I'm willing to bet the vast majority of recruits' families would smack em upside the head Mama Fuller style if they passed up a free college education to go to some minor league football institution in the hopes of having a chance to play in the NFL for 6 years. Then what? As it is, college football provides exactly that, plus an option after retirement/if football doesn't work out.

*EDIT* realized I didn't really answer the question, and I'm not sure how to. I don't play a varsity sport, and I still go to school, so yes?

The UFL tried to become a minor league for the NFL but were rejected.

Rip his freaking head off!

and the XFL.

Those 3 letters, when combined, may in fact be hilarious.

That article takes too long to read.

#Let's Go - Hokies

This article is just a reminder that there are so many kids that would have some pretty sorry circumstances if it werent for sports. Statistically many of these athletes would have ended up in jail or serious trouble very early in life and football acts as an outlet of safety. This statements sounds ironic given all the new information on head trauma, but it is so incredibly true.

It also stands as a reminder to me why the kids at Tech are so incredibly lucky to be coached by a man like Frank. Given these possible academic deficiencies they are all the more likely to be shaped by their environment. Hell, I know that I want a championship so damn bad, but I would much rather have someone like Beamer shaping 18 year old minds and giving them a fighting chance in life.

I would imagine that this stuff started way before the entered college. I like how the focus is on the college aspect but their schooling prior to this part of their life is sub-par as well. Just being an athlete does not make you college material much less NFL material. After a while the stupidity will catch up to you. As you get higher up in the game you need to learn more and become a student. The worst part is that some of these kids live with the impression that they HAVE to use their athleticism to go to college. It is about opening the door with your athleticism.

Having coached younger kids (and I do not care about the sport) I made it a requirement that my kids were passing all of their classes and gradually increased those reqs: no failing, nothing below a C, attain Honor Roll (B average with nothing below a C), etc. You could see a correlation between the grades and how much they understood in practice. Smarter kids understand the game more. If they needed time for HW or a project they didnt have to come to practice. They will try harder for you. They get in trouble less.

The article made me think about this, as well. If a kid gets into college but is only reading on a fourth-grade level, then how in the world did he even graduate high school? I know a lot of this comes down in terms of politics and education policy, so I'm not trying to start a touchy debate here, but I think it is absolutely clear that things are systemically wrong way earlier than college. My mom was an elementary school teacher, and she had kids that were 9-10 years old and couldn't read at all. It was shocking then, and even worse now.

"Exit light..."

The problem isn't necessarily the Colleges. It starts much younger than that.
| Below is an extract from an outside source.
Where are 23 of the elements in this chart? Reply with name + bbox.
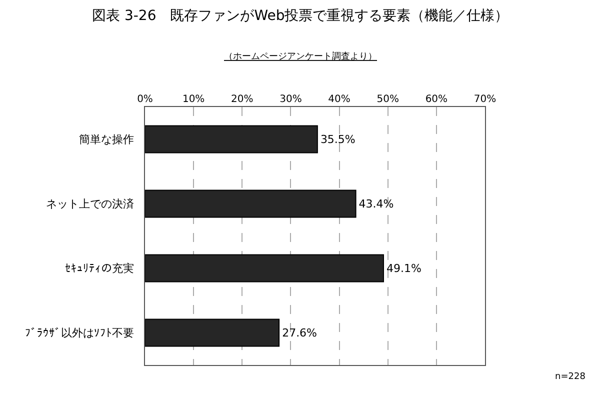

The school system I was in during elementary school had a strict no failing/keep behind policy unless at the request of the parent. They just made the kid go to summer school so they can advance. That led to graduates who didn't know simple math or being able to read a newspaper. It's really a shame that in order to not hurt a kid or his parent's feelings some places are irreparably damaging a students education and well being. Where a couple of hard knocks in elementary or middle school could have helped them become better and more rounded people.

Yes the problems do indeed start all the way at the bottom. By the time these kids are in college all you can do is damage control and help them in any way that you can. But these are still the lucky ones. There are many more that arent talented athletes that do not have football to fall back on.